一方で、日本の中山間地域には、戦後の急速な近代化によって使用されなくなったインフラも存在する。舗装道路が整備される以前に使われていた里道、近代水道以前に生活用水の供給を担っていた湧水や谷水、井戸などである。本稿では便宜上、これらを余剰社会資本ストック5と呼ぶこととする。

里道や湧水等の余剰社会資本ストックが、荒廃しないように適度に管理されていることにより、災害時に道路や水道の寸断などが発生した際に、その修復までの間、住民は余剰社会資本ストックを代替のインフラとして一時的に使用することができる。また、高齢化や過疎化により、空き家や耕作放棄地の増加の問題が深刻化しているが、仮にこの家屋や農地がさしあたっての利用が可能な状態に管理されていれば、同様に余剰社会資本ストックとして、自宅が被災した際の一時的な居住先、さらには転居先としても機能する可能性がある。

しかしながら、地域社会において、特に里道や水源などに対する知見が、住民の世代交代により失われつつあることや、空き家・耕作放棄地の荒廃等、管理上の問題も山積している。住民の余剰社会資本ストックに関する知見の継承や、その維持管理の継続を促すためには、利用可能な状態で維持することの効果や重要性の理解を喚起していくことが求められる。

3.中山間集落のレジリエンスの展望

住民によるインフラ管理が行われている地域では、文字通り道路の整備や水道の維持管理などを、住民が主体的に行うことのできる集落の力や知恵を有している(図表2、3)。日本の中山間地域の多くは、急峻な山間部の山腹や谷沿いにあるため、自然災害のリスクが高いが、軽度の道路破損や断水であれば、行政に頼らず住民だけで修復することが可能である。加えて、インフラが修復に時間を要するほどの被害を受けた際には、平時には役割を持たない余剰社会資本ストックが、インフラの代替機能を発揮する可能性がある。

以上の中山間集落型のレジリエンスが発揮されるためには、行政によるマネジメントや支援の在り方がカギとなる。地域によるインフラ管理や余剰社会資本ストックの情報・知見は、これまで集落内で完結していた。しかし、より一層深刻化する高齢化・人口減少によって担い手不足が深刻になる中では、行政による適切なサポートが必要となる。

図表2 住民による水道の維持管理の様子
写真 住民による水道の維持管理の様子
資料)筆者撮影(熊本県)
図表3 住民によって整備された竹のガードレール
写真 住民によって整備された竹のガードレール
資料)筆者撮影(熊本県)

例えば、農業インフラの維持に関しては、農林水産省の開催する検討会がとりまとめた「地方への人の流れを加速化させ持続的低密度社会を実現するための新しい農村政策の構築」6において、人口減少社会における長期的な土地利用の在り方として、農地の粗放的利用や農業生産の再開が容易な土地としての利用等にかかる仕組みの構築の施策が示されている。また、その具体的な支援策として、農山漁村振興交付金における最適土地利用対策が制定されている。これらの施策や支援策における「持続可能な土地利用の推進」を、農地だけでなく集落全体の土地利用にスポットを当て、農業生産の目的のみならず、中山間集落のレジリエンス向上を目的とした方向にも拡張することで、集落としての持続可能性に寄与できるのではないか。

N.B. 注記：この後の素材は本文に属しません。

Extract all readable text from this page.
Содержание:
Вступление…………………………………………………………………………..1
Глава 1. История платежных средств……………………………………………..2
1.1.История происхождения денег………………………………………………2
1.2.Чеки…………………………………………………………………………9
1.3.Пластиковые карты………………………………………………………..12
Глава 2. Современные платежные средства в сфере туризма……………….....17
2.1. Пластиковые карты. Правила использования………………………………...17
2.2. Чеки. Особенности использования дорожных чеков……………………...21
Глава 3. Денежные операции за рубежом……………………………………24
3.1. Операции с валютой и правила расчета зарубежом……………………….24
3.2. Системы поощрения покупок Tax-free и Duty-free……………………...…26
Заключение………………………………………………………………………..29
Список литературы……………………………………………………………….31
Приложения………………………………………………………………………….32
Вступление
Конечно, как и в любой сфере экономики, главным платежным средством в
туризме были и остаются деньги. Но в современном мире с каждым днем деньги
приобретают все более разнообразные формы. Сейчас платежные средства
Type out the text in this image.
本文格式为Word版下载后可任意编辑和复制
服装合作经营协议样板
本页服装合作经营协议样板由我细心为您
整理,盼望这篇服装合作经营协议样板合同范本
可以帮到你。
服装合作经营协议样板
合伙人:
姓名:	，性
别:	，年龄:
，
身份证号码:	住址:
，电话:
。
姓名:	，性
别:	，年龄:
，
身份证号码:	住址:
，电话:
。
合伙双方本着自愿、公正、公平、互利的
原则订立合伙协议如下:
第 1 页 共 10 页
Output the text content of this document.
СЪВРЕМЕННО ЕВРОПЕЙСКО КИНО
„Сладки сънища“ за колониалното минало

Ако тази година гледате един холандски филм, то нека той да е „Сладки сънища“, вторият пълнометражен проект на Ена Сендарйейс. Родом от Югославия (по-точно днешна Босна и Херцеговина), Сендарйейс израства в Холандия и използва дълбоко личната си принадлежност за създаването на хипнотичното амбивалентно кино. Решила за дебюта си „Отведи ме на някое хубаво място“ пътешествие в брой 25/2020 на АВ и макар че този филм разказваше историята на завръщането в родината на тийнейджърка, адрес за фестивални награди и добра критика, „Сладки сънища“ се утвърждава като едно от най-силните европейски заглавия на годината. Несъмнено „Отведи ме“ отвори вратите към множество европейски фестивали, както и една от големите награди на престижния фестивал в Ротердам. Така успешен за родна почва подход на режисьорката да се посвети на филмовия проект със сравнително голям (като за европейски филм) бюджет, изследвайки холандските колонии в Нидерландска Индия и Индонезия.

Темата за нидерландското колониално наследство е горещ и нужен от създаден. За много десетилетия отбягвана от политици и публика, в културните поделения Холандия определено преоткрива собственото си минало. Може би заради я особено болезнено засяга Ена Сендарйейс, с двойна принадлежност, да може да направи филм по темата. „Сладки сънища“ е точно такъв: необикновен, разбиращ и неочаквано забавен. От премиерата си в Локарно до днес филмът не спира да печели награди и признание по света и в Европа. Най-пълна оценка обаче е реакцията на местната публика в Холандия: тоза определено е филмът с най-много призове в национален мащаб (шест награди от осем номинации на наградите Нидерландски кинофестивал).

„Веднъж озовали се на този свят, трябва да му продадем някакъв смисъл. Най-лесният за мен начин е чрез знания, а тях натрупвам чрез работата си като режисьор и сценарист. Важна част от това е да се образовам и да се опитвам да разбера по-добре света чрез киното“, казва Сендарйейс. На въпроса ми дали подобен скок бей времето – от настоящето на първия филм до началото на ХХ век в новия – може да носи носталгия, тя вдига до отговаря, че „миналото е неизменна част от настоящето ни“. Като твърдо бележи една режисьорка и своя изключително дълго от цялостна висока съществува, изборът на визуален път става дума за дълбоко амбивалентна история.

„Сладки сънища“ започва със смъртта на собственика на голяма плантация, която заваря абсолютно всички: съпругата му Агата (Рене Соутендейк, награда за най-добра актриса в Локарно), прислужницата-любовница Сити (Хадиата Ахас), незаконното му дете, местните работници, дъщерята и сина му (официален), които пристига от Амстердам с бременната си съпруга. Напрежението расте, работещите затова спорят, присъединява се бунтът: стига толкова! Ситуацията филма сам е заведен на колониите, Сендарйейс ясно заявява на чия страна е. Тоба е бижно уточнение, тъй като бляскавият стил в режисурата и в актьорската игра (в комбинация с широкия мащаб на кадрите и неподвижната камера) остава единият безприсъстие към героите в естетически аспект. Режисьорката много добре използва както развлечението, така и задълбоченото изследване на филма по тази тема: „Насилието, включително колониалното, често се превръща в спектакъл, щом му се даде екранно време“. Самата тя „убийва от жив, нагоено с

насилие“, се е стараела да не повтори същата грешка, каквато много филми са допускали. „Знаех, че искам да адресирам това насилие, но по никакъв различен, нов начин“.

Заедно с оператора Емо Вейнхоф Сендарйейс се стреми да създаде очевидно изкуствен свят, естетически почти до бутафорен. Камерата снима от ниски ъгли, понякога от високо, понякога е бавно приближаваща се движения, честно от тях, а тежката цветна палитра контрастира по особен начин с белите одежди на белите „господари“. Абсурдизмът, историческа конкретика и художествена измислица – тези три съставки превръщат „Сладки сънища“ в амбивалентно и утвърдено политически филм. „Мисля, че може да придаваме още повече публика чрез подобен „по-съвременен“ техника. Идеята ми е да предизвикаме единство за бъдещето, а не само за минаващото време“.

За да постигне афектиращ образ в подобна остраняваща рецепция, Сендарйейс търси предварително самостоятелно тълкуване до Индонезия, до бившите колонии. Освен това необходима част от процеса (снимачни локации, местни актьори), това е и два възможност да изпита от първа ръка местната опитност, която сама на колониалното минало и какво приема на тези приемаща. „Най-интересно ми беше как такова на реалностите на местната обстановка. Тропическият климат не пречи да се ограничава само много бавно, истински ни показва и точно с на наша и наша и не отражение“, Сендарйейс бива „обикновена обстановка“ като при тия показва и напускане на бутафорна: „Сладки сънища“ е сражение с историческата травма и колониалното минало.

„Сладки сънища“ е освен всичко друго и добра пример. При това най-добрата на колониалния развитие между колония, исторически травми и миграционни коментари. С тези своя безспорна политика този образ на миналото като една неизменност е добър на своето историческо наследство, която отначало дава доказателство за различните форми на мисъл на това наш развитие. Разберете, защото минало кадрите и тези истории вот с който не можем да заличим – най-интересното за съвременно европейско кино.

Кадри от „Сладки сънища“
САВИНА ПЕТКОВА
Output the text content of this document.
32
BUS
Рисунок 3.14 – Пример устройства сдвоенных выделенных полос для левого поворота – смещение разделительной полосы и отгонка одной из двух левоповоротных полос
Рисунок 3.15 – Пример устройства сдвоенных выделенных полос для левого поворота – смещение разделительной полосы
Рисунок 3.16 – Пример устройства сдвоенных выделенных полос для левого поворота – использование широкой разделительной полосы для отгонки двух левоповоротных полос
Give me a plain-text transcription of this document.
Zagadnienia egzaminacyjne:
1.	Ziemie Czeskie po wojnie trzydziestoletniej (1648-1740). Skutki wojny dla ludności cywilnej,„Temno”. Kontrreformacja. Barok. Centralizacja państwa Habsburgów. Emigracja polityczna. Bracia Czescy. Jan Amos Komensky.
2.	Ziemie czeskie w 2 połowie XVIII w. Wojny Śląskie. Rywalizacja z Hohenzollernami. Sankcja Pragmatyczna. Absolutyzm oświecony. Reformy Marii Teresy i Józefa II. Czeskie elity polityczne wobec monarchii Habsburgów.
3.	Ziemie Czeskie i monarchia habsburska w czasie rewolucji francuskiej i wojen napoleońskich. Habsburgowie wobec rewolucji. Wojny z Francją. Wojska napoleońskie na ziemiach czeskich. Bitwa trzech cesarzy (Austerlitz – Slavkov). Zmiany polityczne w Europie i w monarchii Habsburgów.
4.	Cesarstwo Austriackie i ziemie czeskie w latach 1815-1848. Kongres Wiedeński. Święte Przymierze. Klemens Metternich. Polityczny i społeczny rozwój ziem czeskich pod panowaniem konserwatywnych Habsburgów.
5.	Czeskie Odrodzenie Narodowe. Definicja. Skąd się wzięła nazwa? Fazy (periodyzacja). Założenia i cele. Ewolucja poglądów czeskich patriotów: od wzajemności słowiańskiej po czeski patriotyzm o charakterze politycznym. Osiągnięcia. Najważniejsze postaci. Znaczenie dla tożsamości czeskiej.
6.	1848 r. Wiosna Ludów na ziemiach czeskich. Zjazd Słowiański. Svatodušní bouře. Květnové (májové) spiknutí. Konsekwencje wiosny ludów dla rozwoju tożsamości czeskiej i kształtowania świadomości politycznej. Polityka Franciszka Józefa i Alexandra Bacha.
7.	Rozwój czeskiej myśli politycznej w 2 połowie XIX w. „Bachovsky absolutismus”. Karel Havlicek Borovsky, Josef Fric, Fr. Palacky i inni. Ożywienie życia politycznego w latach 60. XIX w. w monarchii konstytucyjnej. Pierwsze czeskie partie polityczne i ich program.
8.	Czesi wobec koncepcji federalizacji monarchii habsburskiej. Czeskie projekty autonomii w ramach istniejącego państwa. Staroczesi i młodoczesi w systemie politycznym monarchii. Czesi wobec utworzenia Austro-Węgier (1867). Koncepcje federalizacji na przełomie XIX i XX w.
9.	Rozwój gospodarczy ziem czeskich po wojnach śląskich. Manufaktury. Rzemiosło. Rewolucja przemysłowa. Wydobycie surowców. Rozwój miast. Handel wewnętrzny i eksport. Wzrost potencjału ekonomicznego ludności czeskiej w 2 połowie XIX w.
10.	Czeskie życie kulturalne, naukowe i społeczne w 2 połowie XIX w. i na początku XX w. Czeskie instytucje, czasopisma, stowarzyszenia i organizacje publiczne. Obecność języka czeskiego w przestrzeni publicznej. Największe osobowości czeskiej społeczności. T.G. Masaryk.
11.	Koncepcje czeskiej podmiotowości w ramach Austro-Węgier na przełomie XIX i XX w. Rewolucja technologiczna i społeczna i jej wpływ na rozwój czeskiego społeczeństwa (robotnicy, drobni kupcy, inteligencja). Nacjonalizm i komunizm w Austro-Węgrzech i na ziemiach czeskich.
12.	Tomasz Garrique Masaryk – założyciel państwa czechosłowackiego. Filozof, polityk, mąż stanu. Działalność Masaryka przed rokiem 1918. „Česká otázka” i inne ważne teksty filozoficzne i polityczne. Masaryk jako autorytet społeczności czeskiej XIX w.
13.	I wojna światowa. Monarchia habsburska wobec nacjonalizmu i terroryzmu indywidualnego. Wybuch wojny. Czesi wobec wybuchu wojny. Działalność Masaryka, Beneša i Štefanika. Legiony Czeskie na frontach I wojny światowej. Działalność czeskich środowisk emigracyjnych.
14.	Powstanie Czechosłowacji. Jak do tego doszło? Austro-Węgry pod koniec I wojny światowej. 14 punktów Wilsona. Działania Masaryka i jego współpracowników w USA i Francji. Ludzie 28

また、各自治体において、中山間地域における集落単位でのインフラの情報を収集、整理し、蓄積することも重要である。暗黙知とされていた中山間集落型のレジリエンスの機能を顕在化させることで、適切な施策、支援策の検討体制を構築することが望まれる。


  1. 国土交通省「国土交通白書2014」
  2. 道路の清掃や保全、修繕等に際して、地域の住民が定期的または不定期で行う共同作業。
  3. 主に田植えを行う前の時期に行われる、農業用水路やその周辺を清掃し、水田に通水するための共同作業。
  4. 水道法上の水道にあたらない生活用水供給システムで、一般的に給水人口が100人以下の水道を指す。
  5. 社会資本ストックは、一般的に公共投資によって形成されてきた社会資本の蓄積を指すが、本稿では、中山間地域において営まれてきた人々の生活の上で、生活の基盤として利用・活用がされてきた自然資源、人口構造物等も含めて社会資本ストックとして扱う。
  6. 農林水産省の開催する「新しい農村政策の在り方に関する検討会」および「長期的な土地利用の在り方に関する検討会」の議論のとりまとめとして、令和4年4月に発表された。